Limit  (cost=9427.54..9427.56 rows=10 width=77) (actual time=35.567..35.570 rows=10 loops=1)                                                           
  ->  Sort  (cost=9427.54..9475.94 rows=19361 width=77) (actual time=35.566..35.566 rows=10 loops=1)                                                   
        Sort Key: (tanimoto_c('110000000111000000111000000000000000000000000000000000000000000000000000000000000000000000000000000000000000000000000000
        Sort Method: top-N heapsort  Memory: 26kB                                                                                                      
        ->  Bitmap Heap Scan on externalfp  (cost=826.09..9009.15 rows=19361 width=77) (actual time=5.404..35.459 rows=90 loops=1)                     
              Recheck Cond: ((cardinality >= 103) AND (cardinality <= 128))                                                                            
              Filter: (tanimoto_c('11000000011100000011100000000000000000000000000000000000000000000000000000000000000000000000000000000000000000000000
              Rows Removed by Filter: 57910                                                                                                            
              Heap Blocks: exact=6801                                                                                                                  
              ->  Bitmap Index Scan on externalfp_cardinality_idx  (cost=0.00..821.25 rows=58083 width=0) (actual time=4.307..4.307 rows=58000 loops=1)
                    Index Cond: ((cardinality >= 103) AND (cardinality <= 128))                                                                        
Planning Time: 0.149 ms                                                                                                                                
Execution Time: 35.641 ms                                                                                                                                                                                                                                          
                                                                                                       
Final overall response now 0.04 seconds, or 350 times faster!

Muscle + brain: unmatched.

Conclusion

Sometimes the Hare wins, sometimes the Hedgehog does.
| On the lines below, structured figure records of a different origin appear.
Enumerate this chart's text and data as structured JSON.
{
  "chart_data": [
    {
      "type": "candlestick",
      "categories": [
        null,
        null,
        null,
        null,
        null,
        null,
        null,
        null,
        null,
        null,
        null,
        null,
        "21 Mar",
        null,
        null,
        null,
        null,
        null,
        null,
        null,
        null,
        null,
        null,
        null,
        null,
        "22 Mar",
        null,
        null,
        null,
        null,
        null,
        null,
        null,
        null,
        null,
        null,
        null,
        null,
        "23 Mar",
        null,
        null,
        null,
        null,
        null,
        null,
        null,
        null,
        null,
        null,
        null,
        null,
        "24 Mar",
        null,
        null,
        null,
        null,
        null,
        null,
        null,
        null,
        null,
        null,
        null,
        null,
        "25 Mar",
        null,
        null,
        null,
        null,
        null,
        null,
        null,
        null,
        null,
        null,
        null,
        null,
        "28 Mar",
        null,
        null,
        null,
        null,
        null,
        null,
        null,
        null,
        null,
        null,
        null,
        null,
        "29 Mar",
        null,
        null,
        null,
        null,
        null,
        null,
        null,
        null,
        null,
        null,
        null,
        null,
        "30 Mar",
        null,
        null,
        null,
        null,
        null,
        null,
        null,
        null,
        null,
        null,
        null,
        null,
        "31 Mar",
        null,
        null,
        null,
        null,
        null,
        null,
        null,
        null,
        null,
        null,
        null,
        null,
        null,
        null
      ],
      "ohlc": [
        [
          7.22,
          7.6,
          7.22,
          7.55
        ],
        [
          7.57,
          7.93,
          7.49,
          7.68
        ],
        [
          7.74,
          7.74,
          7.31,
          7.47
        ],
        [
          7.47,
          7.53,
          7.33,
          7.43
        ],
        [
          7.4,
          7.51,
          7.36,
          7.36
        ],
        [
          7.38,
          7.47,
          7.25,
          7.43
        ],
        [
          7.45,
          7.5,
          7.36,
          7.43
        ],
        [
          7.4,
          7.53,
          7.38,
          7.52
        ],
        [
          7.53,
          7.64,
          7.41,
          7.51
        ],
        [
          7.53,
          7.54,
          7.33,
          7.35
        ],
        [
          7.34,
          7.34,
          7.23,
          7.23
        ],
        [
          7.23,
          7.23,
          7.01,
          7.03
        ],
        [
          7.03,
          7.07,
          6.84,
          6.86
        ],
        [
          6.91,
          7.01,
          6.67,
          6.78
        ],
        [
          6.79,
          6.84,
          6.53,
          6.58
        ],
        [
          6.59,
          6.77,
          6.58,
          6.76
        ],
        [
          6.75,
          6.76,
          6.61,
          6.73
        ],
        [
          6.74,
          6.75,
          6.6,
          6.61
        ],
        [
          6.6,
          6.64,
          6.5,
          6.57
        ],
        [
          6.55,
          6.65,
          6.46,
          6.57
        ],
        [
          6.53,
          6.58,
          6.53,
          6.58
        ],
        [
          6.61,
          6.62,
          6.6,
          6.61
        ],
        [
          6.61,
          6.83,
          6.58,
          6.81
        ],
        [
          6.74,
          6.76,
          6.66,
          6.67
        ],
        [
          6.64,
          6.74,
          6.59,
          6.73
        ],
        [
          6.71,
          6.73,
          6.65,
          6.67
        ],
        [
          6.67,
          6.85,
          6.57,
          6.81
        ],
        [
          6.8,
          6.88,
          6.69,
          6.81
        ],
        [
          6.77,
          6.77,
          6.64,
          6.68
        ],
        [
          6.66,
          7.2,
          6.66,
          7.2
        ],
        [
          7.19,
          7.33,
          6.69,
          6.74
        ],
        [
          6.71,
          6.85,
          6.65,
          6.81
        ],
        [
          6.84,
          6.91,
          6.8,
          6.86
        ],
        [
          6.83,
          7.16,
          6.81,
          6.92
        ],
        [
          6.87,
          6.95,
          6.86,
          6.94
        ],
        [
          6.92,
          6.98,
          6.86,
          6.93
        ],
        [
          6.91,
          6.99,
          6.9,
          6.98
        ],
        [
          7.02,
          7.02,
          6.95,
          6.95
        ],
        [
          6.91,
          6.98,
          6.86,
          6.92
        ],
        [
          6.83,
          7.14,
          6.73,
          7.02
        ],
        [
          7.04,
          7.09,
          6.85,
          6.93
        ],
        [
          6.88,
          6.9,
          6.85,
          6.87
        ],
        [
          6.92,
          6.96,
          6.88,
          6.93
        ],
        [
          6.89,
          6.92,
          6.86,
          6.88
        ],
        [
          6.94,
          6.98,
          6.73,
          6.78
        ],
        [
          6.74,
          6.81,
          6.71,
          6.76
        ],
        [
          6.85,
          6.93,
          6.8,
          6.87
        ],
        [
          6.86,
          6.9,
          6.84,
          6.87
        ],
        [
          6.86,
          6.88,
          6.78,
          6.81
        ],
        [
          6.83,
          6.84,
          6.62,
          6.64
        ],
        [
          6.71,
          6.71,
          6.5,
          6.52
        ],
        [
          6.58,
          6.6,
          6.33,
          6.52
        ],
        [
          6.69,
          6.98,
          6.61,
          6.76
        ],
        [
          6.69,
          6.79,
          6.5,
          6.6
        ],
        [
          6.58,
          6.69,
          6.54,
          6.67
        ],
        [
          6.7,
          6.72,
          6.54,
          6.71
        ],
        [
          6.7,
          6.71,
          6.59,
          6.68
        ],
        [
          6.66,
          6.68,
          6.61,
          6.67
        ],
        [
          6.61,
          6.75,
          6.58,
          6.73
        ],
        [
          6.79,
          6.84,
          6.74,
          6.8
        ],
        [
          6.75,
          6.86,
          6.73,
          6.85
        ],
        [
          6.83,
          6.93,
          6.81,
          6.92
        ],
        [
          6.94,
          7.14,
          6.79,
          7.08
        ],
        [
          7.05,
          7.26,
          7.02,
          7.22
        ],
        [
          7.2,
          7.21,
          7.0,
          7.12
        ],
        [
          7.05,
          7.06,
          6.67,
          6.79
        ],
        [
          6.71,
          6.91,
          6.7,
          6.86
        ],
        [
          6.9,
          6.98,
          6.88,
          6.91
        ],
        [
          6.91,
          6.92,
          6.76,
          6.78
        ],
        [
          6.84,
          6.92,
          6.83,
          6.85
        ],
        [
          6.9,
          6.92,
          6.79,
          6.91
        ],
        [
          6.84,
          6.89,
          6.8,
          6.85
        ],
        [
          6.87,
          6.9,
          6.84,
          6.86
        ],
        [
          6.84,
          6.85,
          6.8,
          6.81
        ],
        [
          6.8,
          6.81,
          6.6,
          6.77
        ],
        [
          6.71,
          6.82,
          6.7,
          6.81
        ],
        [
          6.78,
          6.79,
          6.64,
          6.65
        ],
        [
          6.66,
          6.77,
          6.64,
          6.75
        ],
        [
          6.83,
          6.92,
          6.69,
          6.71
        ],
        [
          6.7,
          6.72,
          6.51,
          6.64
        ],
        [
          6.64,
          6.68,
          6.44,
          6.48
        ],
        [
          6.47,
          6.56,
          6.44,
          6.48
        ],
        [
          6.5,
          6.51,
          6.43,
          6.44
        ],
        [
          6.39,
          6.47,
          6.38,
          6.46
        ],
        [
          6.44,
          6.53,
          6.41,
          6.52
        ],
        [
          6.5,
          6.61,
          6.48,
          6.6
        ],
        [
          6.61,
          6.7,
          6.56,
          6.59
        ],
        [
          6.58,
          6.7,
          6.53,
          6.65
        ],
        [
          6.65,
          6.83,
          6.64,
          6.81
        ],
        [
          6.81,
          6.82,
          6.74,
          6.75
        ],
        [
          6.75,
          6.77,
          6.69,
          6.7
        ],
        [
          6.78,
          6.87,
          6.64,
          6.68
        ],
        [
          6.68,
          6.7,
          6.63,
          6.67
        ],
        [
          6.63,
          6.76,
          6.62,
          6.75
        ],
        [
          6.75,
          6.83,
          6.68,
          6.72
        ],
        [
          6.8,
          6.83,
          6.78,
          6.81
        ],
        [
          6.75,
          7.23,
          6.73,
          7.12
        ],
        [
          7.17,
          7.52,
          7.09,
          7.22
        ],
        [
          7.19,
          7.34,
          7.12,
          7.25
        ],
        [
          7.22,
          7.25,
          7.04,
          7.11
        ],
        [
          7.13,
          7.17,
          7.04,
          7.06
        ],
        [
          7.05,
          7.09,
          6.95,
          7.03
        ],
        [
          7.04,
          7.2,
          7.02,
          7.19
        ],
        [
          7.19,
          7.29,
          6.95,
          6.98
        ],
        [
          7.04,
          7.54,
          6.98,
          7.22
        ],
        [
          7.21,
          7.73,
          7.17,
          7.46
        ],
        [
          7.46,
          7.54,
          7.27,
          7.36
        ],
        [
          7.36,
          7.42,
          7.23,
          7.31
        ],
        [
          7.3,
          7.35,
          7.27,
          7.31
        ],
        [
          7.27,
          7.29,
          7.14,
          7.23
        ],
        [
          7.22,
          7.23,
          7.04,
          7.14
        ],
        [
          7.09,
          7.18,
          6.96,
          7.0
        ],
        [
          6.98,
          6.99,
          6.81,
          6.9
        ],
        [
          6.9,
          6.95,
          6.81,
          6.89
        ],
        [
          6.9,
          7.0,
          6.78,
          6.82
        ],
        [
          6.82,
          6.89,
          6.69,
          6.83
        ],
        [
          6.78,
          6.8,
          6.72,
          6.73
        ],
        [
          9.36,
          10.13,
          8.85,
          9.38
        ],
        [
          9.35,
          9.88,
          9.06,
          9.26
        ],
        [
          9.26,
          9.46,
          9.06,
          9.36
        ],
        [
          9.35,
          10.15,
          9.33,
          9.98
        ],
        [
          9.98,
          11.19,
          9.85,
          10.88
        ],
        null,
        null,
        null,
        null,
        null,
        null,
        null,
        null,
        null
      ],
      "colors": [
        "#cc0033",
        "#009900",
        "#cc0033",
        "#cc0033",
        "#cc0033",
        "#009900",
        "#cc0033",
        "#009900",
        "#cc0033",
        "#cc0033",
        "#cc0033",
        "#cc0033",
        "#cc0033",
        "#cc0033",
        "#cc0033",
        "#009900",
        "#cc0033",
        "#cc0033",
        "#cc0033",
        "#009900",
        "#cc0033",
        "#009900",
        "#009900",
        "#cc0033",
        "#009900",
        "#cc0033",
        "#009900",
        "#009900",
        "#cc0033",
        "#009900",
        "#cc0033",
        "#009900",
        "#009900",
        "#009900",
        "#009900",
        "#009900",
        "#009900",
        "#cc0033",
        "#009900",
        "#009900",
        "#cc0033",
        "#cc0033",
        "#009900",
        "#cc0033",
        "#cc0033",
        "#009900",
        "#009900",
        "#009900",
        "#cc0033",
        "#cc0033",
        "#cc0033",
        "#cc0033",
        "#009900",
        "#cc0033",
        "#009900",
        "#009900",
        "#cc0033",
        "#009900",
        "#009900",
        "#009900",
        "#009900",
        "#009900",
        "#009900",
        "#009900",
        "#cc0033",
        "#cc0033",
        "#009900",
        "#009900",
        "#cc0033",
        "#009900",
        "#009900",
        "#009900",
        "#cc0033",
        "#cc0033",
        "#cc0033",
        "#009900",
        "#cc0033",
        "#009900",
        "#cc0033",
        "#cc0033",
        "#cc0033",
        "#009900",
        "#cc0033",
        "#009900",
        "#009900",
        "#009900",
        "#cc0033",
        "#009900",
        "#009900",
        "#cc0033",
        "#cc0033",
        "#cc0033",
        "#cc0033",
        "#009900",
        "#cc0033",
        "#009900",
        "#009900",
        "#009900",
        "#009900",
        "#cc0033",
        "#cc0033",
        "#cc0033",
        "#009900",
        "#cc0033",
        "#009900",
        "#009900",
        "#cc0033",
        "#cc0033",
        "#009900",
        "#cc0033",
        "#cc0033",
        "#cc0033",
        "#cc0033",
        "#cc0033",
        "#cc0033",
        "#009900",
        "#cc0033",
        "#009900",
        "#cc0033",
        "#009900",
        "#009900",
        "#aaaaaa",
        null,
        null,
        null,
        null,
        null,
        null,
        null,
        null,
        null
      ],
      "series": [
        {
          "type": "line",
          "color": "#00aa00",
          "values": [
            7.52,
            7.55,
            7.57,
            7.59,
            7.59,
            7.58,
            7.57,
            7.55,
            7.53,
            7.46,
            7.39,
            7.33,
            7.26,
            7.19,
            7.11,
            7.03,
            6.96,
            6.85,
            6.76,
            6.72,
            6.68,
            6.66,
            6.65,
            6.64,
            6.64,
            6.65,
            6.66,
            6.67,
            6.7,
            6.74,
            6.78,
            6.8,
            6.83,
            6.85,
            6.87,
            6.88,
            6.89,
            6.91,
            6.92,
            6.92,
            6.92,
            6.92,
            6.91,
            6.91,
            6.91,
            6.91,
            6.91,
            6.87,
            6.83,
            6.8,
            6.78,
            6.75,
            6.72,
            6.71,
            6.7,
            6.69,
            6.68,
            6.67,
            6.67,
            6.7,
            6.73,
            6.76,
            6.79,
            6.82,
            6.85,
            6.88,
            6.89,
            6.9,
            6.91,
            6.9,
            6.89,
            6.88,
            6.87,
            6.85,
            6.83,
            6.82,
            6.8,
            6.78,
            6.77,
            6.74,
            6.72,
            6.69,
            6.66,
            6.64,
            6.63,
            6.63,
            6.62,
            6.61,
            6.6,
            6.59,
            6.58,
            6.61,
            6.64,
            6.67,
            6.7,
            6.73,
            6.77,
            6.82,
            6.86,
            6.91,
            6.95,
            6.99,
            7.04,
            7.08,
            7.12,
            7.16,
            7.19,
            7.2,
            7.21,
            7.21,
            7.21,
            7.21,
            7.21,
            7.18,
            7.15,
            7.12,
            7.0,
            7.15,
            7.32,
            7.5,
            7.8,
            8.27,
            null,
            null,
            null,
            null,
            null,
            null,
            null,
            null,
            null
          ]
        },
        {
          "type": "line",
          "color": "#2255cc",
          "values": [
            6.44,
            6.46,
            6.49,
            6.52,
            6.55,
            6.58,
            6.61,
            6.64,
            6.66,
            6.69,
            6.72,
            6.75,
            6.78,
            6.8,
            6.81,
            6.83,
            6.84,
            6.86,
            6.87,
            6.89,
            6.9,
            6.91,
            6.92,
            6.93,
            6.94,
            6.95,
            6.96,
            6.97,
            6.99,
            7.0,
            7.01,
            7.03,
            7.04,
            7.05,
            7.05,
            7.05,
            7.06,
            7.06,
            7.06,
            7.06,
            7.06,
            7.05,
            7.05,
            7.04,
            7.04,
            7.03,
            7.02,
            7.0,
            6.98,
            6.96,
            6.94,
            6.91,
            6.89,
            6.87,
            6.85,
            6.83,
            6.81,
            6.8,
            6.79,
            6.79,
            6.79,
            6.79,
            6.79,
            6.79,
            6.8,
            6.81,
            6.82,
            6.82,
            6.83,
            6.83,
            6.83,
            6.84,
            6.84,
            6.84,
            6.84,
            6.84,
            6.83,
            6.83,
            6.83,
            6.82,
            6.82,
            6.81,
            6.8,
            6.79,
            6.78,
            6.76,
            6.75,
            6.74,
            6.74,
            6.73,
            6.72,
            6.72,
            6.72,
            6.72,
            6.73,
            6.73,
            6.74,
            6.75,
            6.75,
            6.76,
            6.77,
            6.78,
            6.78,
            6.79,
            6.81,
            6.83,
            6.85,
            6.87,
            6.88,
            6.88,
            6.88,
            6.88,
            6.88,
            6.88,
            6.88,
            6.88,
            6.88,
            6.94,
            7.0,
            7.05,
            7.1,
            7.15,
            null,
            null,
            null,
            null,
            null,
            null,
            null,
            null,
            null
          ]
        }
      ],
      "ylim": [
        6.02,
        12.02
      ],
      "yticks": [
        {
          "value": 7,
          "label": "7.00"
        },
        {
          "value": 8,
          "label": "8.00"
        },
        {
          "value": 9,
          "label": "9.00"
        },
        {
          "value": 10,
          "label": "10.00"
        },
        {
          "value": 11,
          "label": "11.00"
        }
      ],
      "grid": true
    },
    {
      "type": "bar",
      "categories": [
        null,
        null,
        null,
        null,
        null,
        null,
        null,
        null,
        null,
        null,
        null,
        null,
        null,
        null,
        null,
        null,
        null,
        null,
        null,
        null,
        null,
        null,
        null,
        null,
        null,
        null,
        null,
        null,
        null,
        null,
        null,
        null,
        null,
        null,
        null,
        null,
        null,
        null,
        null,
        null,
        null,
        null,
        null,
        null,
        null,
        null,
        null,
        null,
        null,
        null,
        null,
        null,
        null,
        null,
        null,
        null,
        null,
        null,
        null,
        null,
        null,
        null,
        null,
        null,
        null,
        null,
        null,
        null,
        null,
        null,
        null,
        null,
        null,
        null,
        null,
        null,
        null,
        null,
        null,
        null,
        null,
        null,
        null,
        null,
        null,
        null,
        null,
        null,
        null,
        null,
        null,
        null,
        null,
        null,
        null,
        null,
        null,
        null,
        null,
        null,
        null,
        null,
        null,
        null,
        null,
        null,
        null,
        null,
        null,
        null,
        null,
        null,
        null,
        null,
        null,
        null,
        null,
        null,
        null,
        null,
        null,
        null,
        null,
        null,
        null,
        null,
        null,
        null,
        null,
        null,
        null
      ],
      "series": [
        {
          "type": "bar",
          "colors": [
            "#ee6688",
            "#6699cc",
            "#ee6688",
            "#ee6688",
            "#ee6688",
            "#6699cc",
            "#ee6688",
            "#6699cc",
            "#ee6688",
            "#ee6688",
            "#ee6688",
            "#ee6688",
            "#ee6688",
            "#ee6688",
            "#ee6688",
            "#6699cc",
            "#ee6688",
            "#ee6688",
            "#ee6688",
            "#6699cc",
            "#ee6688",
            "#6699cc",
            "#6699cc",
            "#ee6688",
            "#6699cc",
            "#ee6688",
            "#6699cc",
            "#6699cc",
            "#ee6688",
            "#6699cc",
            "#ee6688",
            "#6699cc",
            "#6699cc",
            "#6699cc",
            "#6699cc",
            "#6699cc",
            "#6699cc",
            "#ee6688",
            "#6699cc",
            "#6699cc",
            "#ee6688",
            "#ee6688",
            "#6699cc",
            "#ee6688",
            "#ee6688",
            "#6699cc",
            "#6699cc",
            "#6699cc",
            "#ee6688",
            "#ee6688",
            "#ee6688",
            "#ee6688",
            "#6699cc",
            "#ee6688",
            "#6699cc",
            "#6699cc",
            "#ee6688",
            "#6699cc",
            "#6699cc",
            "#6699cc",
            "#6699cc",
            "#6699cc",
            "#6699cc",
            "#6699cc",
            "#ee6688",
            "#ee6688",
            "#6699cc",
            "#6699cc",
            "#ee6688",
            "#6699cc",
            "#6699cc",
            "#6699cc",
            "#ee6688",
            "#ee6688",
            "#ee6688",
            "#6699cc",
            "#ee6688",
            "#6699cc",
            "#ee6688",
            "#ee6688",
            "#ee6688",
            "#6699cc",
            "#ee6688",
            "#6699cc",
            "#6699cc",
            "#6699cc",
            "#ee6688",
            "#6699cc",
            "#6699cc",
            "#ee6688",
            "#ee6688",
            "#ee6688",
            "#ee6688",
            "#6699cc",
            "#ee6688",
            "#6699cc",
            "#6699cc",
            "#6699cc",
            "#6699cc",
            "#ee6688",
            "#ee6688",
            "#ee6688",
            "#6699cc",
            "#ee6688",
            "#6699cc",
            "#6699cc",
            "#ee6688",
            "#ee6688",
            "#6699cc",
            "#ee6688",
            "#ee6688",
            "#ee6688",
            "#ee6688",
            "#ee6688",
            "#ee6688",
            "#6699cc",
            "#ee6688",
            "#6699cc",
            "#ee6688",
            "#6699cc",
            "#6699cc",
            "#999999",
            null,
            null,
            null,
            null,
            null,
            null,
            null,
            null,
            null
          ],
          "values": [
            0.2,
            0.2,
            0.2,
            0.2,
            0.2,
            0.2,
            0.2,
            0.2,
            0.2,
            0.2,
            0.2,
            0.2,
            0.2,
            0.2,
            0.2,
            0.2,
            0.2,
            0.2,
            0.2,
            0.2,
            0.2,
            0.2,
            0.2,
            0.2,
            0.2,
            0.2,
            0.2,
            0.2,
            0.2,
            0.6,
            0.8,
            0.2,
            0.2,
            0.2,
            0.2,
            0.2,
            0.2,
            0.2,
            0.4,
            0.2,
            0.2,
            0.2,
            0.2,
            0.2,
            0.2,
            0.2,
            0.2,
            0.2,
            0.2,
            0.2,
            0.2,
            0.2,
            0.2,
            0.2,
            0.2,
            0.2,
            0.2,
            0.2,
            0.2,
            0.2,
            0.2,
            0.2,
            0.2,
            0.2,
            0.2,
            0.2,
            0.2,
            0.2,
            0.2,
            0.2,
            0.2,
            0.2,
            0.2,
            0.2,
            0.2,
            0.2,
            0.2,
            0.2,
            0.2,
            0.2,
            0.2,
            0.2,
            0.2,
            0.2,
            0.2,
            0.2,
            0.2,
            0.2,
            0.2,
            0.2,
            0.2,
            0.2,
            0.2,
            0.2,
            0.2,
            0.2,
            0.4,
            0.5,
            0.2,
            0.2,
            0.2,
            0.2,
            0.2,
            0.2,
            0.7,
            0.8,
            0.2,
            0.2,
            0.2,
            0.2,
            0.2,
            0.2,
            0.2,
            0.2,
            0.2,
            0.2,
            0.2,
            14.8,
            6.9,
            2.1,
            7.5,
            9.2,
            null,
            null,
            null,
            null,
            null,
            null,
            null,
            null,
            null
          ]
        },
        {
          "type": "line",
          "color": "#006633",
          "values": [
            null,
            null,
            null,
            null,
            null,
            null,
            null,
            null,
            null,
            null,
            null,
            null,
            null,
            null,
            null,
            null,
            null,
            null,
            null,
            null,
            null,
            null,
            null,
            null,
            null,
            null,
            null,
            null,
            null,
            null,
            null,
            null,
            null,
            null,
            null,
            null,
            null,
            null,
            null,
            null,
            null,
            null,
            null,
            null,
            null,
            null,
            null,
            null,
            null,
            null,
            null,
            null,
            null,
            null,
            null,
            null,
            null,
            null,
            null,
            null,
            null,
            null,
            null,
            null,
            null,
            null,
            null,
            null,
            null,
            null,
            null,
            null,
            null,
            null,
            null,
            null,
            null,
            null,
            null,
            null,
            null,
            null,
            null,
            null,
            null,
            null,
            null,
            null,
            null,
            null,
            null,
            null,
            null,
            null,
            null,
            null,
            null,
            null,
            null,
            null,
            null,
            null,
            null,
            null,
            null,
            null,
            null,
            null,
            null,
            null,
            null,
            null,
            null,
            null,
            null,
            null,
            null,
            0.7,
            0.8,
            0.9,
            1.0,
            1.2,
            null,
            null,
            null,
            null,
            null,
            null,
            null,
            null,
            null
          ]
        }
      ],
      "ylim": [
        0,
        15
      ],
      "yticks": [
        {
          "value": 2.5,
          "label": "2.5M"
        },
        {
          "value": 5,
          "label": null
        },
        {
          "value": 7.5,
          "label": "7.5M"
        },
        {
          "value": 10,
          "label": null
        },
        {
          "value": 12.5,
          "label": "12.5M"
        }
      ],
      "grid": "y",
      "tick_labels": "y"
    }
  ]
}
Always attack nontrivial optimization problems from different angles and experiment, experiment, experiment.

While C largely outperforms the index in this case, it's still good to know both, because using native functions is not always possible, e.g. on an AWS RDS instance. Then, 4.6x faster is better than nothing.

PostgreSQL needs a native builtin function for counting bits in BIT VARYING. Since fingerprint screening can be used not only for chemical structures, but for virtually every complex data that can be broken down into binary features, this would be ever so useful.